Karl Marx y Hans Röckle, el juguetero
La moraleja es que un buen marxista es siempre mejor cuentista que economista
En su juventud, al comienzo de su exilio en Londres, Karl Marx se sirvió del cuento de Hans Röckle y el diablo para entretener a Jenny y Laura, sus hijas mayores. Que se sepa, nunca lo puso por escrito; sabemos de él gracias al testimonio de su hija menor, Eleanor.
Marx comenzó a improvisar por entregas las ocurrencias del juguetero prodigioso al regreso de sus excursiones dominicales al Hampstead Heath, el prado londinense.
Los juguetes imaginados por Marx no quieren ser tan solo los soldados de plomo o polichinelas de madera de un niño burgués: los arrebata una gana quijotesca de deshacer entuertos en los que no dejan de inmiscuirse.
Sin embargo, los villanos siempre los aventajan en tamaño y número y desatan contra ellos tan tenaz persecución que exige el máximo a sus mecanismos de cuerda para cruzar Londres a todo correr y refugiarse en la tienda justo a tiempo de que los villanos se den con la puerta en las narices.

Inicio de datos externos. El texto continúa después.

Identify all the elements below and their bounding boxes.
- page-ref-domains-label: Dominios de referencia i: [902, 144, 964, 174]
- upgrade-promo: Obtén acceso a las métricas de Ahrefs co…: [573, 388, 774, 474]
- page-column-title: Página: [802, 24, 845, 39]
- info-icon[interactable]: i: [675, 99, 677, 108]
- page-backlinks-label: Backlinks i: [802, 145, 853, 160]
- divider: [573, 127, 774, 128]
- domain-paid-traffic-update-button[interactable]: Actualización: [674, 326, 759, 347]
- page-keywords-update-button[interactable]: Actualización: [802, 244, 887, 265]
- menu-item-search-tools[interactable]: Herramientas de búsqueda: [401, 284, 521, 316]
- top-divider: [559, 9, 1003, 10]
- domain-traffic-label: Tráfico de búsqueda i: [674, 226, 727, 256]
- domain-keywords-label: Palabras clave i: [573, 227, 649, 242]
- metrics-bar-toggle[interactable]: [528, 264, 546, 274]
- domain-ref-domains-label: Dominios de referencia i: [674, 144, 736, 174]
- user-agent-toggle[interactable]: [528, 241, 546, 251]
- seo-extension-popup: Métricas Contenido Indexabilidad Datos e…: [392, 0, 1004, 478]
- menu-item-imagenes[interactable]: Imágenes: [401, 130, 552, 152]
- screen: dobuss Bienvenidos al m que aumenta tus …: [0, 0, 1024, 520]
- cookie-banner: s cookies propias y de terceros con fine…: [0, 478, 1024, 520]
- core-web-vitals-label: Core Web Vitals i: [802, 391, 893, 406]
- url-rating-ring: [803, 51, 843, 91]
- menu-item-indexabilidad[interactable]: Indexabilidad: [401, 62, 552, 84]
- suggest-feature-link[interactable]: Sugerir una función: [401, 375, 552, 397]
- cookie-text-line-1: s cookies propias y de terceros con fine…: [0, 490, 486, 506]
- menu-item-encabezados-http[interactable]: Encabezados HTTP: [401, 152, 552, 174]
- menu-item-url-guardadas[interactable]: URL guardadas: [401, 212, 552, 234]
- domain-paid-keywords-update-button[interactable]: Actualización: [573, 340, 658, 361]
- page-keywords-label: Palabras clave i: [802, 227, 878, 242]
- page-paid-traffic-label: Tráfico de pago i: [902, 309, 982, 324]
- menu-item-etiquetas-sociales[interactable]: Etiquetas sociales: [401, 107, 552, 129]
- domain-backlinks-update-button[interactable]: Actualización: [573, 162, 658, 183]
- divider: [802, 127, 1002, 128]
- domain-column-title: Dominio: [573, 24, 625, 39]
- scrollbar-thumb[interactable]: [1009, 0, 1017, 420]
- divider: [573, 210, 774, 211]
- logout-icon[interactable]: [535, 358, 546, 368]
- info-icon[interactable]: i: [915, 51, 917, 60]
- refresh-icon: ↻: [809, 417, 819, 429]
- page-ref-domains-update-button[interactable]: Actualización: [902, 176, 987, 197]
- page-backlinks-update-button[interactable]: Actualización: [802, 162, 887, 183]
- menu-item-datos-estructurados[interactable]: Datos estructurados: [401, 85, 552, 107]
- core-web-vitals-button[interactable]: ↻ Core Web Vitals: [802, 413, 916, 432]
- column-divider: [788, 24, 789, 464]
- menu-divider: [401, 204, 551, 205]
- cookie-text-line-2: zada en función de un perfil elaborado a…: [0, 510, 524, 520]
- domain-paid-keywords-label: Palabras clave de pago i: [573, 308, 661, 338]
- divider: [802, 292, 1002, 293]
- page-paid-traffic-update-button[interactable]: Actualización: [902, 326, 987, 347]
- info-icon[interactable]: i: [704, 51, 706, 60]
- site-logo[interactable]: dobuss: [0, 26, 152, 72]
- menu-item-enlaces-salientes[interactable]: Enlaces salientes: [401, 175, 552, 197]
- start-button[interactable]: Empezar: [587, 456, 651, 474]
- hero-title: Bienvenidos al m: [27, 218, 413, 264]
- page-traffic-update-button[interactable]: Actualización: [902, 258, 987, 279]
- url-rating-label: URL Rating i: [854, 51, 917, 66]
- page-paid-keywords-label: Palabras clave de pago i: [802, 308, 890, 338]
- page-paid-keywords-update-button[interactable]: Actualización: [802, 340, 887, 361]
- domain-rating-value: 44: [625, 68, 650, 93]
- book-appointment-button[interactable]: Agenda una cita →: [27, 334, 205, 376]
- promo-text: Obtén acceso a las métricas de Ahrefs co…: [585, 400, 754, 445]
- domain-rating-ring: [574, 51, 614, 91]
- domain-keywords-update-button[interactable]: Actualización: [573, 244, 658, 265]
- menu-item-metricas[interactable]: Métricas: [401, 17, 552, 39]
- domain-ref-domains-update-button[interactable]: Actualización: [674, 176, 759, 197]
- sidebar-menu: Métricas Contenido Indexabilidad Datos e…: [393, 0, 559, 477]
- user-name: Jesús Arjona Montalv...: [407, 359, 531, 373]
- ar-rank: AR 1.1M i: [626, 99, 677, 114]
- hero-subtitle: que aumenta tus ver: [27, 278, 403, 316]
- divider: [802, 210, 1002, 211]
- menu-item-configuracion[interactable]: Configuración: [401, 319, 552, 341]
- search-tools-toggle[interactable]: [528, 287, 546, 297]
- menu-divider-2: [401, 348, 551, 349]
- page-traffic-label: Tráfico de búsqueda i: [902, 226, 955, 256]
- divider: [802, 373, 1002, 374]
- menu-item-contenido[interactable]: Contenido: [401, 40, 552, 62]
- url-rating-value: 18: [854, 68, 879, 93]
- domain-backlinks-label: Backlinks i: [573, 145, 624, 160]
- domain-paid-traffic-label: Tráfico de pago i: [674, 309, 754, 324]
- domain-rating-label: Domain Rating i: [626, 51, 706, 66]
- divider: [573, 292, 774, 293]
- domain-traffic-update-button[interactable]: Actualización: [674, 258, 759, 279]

En el cuento, Hans Röckle vivía acogotado por las deudas; las cifras de su juguetería estaban siempre en rojo. Sus juguetes eran de mecanismo imperfecto y de acabado sumamente basto: la pintura de las casacas de los soldaditos, por ejemplo, se descascaraba al no más desempacar, y las piezas movibles a menudo se desprendían al tocarlas.
Por eso nadie quería sus muñecos o los devolvían a poco tiempo de comprarlos, exigiendo airadamente inmediato reintegro. Röckle, pues, siempre estaba en mora con el casero, la tienda de abarrotes, el carbonero, el carnicero y, desde luego, con los proveedores de materia prima para su taller.
Desesperado, vendió un día su alma al diablo a cambio de mayor ingenio y destreza como juguetero y fue solo entonces cuando comenzó a tener éxito porque los suyos eran ahora juguetes de pasmoso mecanismo invisible. Según Marx, la maldición del diablo estaba en que nunca pudiese desprenderse de los juguetes justicieros y chambones que echaba al mundo porque estos seguían regresando por sí solos a la juguetería.
Veía la mano del diablo en el hecho de que sus juguetes, manufacturados a partir de insumos cuya demanda es bastante inelástica, pudiesen venderse varias veces en el mercado sin depreciación alguna.
Nunca he podido entender por qué Marx veía las cosas así: al fin y al cabo, revender una y otra vez juguetes que, en virtud de un hechizo, regresan solitos a la fábrica supera los sueños de Ruth y Elliot Handler, padres de la muñeca Barbie.
Un juguete hechizado, aun producido en la incipiente revolución industrial, puede considerarse un bien transable, en el sentido que dan los economistas a esa palabra. Hablamos de un autómata que regresa por sí solo a la fábrica en condiciones de ser ofrecido de nuevo, ventajosamente, sin depreciación, en un mercado de gran “eficiencia asignativa” como era ya el mercado de juguetes en el Londres de Peter Pan.
¿Cómo puede ser pesadillesco un gabinete de magia sin operarios ni gastos de energía? Los márgenes de ganancia aseguraban una ilimitada capacidad de ahorro y acumulación de capital.
A menos que la producción de juguetes registrase un crecimiento solo discretamente lineal, en tanto que los costos de los insumos lo hiciesen de un modo infernalmente exponencial. Solo así, pienso yo, la trampa del diablo podría impedir a Röckle prosperar indefinidamente.
Como quiera que fuese, ese era el cuento que Marx narraba durante millas y millas para regocijo de sus hijas, y tal como él lo contaba, así os lo cuento. La moraleja es que un buen marxista es siempre mejor fabulador y cuentista que economista.